People approaching retirement will be given a death date by the Government to stop them squandering their savings, ministers announced yesterday.
The Government will use factors like smoking, eating habits and how rich or poor they are to estimate how long they have left.
The guidance comes after ministers changed the rules so that retirees no longer have to buy an annuity, which gives them an annual income until they die.
Pensions minister Steve Webb – who said people should be free to blow their savings on a Lamborghini if they want – said that most will end up living much longer then they think .
He said: “For best guidance you probably think about how long your grandparents lived. But that is two generations out of date.”
The minister will ask pension providers to give people an estimate as part of guidance that will be rolled out next April.
The announcement came as new figures revealed that men live 10 years longer in parts of South East England than in Scotland.
In 2010–12, life expectancy for men in East Dorset was 82.9 years. This is 10.3 years longer than in Glasgow – where men can expect to live to just 72.6 years.
For women, life expectancy at birth was highest in Purbeck, Dorset – at 86.6 years. This is 8.1 years longer than in Scotland’s biggest city, Glasgow, where the life expectancy for women is just 78.5 years.

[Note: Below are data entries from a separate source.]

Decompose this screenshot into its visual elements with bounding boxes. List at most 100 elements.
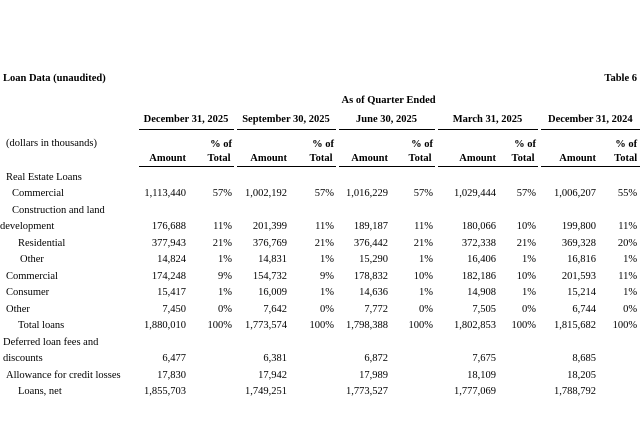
data-row: Deferred loan fees and discounts 6,477 6,3… bbox=[0, 335, 640, 368]
amount: 1,773,527 bbox=[346, 386, 388, 397]
amount: 174,248 bbox=[151, 270, 186, 282]
row-label: Commercial bbox=[12, 188, 64, 199]
percent: 21% bbox=[212, 237, 232, 249]
percent: 11% bbox=[618, 270, 638, 282]
amount: 189,187 bbox=[353, 221, 388, 232]
row-label: Deferred loan fees and discounts bbox=[3, 336, 99, 365]
table-number: Table 6 bbox=[604, 73, 637, 84]
amount: 14,824 bbox=[157, 254, 186, 265]
spacer bbox=[189, 384, 235, 401]
amount: 7,675 bbox=[472, 353, 496, 364]
amount: 16,406 bbox=[467, 254, 496, 265]
pct-header: Total bbox=[290, 152, 337, 167]
data-row: Commercial 174,248 9% 154,732 9% 178,832 10% 18… bbox=[0, 269, 640, 286]
amount: 182,186 bbox=[461, 270, 496, 282]
spacer bbox=[599, 368, 640, 385]
spacer bbox=[137, 167, 640, 187]
row-label: Total loans bbox=[18, 320, 65, 331]
amount: 14,908 bbox=[467, 287, 496, 298]
pct-header: Total bbox=[499, 152, 539, 167]
percent: 0% bbox=[320, 303, 334, 315]
table-title: Loan Data (unaudited) bbox=[3, 73, 106, 84]
percent: 11% bbox=[618, 221, 638, 232]
period: December 31, 2024 bbox=[537, 112, 640, 130]
percent: 1% bbox=[522, 254, 536, 265]
percent: 0% bbox=[623, 303, 638, 315]
pct-header: Total bbox=[189, 152, 235, 167]
subheader-row: (dollars in thousands) % of % of % of % of % … bbox=[0, 130, 640, 153]
pct-header: Total bbox=[391, 152, 436, 167]
pct-header: % of bbox=[411, 139, 433, 150]
spacer bbox=[0, 92, 137, 112]
amount: 6,477 bbox=[162, 353, 186, 364]
spacer bbox=[599, 384, 640, 401]
data-row: Total loans 1,880,010 100% 1,773,574 100% 1,7… bbox=[0, 318, 640, 335]
amount: 6,744 bbox=[572, 303, 596, 315]
spacer bbox=[290, 384, 337, 401]
amount: 180,066 bbox=[461, 221, 496, 232]
percent: 9% bbox=[218, 270, 232, 282]
percent: 11% bbox=[414, 221, 433, 232]
amount: 17,942 bbox=[258, 369, 287, 381]
group-title: As of Quarter Ended bbox=[341, 95, 436, 106]
percent: 0% bbox=[218, 303, 232, 315]
amount-header: Amount bbox=[434, 152, 499, 167]
data-row: Loans, net 1,855,703 1,749,251 1,773,527 1,7… bbox=[0, 384, 640, 401]
percent: 21% bbox=[314, 237, 334, 249]
row-label: Construction and land development bbox=[0, 204, 105, 233]
amount: 15,290 bbox=[359, 254, 388, 265]
spacer bbox=[189, 368, 235, 385]
amount: 7,772 bbox=[364, 303, 388, 315]
amount: 1,016,229 bbox=[346, 188, 388, 199]
percent: 0% bbox=[522, 303, 536, 315]
spacer bbox=[0, 152, 137, 167]
amount: 1,815,682 bbox=[554, 320, 596, 331]
amount: 376,769 bbox=[252, 237, 287, 249]
percent: 1% bbox=[218, 287, 232, 298]
amount-header: Amount bbox=[233, 152, 290, 167]
data-row: Other 14,824 1% 14,831 1% 15,290 1% 16,406 1% 16,… bbox=[0, 252, 640, 269]
amount: 17,830 bbox=[157, 369, 186, 381]
amount-header: Amount bbox=[335, 152, 391, 167]
amount: 18,205 bbox=[567, 369, 596, 381]
pct-header: Total bbox=[599, 152, 640, 167]
amount: 369,328 bbox=[561, 237, 596, 249]
row-label: Consumer bbox=[6, 287, 50, 298]
spacer bbox=[290, 368, 337, 385]
spacer bbox=[337, 130, 391, 153]
percent: 100% bbox=[207, 320, 233, 331]
amount: 1,002,192 bbox=[245, 188, 287, 199]
amount: 201,593 bbox=[561, 270, 596, 282]
pct-header: % of bbox=[514, 139, 536, 150]
amount: 8,685 bbox=[572, 353, 596, 364]
amount: 1,802,853 bbox=[454, 320, 496, 331]
amount: 18,109 bbox=[467, 369, 496, 381]
data-row: Construction and land development 176,688… bbox=[0, 203, 640, 236]
percent: 1% bbox=[623, 254, 638, 265]
amount: 1,773,574 bbox=[245, 320, 287, 331]
amount: 15,214 bbox=[567, 287, 596, 298]
spacer bbox=[391, 335, 436, 368]
row-label: Other bbox=[6, 303, 30, 315]
percent: 1% bbox=[320, 254, 334, 265]
percent: 0% bbox=[419, 303, 433, 315]
period-row: December 31, 2025 September 30, 2025 June … bbox=[0, 112, 640, 130]
spacer bbox=[436, 130, 499, 153]
amount-header: Amount bbox=[537, 152, 599, 167]
percent: 1% bbox=[419, 254, 433, 265]
amount: 1,113,440 bbox=[144, 188, 186, 199]
spacer bbox=[499, 335, 539, 368]
percent: 55% bbox=[617, 188, 638, 199]
percent: 10% bbox=[516, 270, 536, 282]
spacer bbox=[235, 130, 290, 153]
percent: 21% bbox=[413, 237, 433, 249]
amount: 1,788,792 bbox=[554, 386, 596, 397]
amount: 15,417 bbox=[157, 287, 186, 298]
amount: 154,732 bbox=[252, 270, 287, 282]
spacer bbox=[391, 368, 436, 385]
amount: 376,442 bbox=[353, 237, 388, 249]
period: September 30, 2025 bbox=[233, 112, 337, 130]
pct-header: % of bbox=[210, 139, 232, 150]
amount: 1,777,069 bbox=[454, 386, 496, 397]
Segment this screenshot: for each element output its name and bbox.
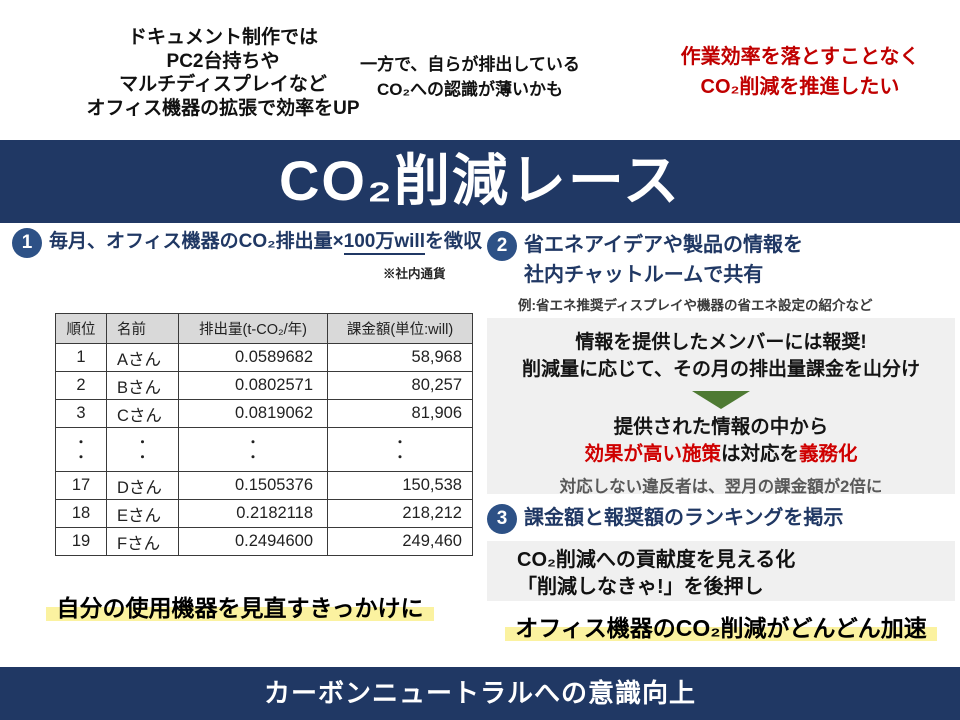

Overall, nine in 10 babies in Dorset will reach their 65th birthday. In Glasgow this is just 75% for baby boys and 85% for baby girls.
Life expectancy across the UK was 78.9 years for men and 82.7 years for women, according to the Office for National Statistics figures revealed yesterday.
Men aged 65 in 2010-2012 can expect to live another 18.2 years, the ONS said.
Women of the same age can expect to live another 20.9 years.
The overall north/south life expectancy divide is also exposed in the figures.
In the North East, men can expect to live to 77.8 and women 81.6. In the South East it’s 80.3 for men and 83.8 for women.
Overall, girls born in South West England expected to live 5.2 years longer than boys in the North West.
But the biggest gains in life expectancy in recent years have been in London, which also has one of the youngest and fastest growing populations in the country.
The ONS said this was because many healthy families were moving south to look for work.
It said: “A number of factors have been identified as plausibly being responsible for the excess mortality, and consequently lower life expectancy, in the northern regions of England.
“These include socioeconomic, environmental (including working conditions), educational, epigenetic, and lifestyle factors, which may act over the whole life course, and possibly over generations.”
But it added: “One factor that has received less attention is the selective migration of healthy individuals from poorer health areas into better health areas or vice versa.
“This type of migration has been shown to play a significant role in increasing or decreasing location-specific illness and mortality rates, which then consequently impact on life expectancy figures.”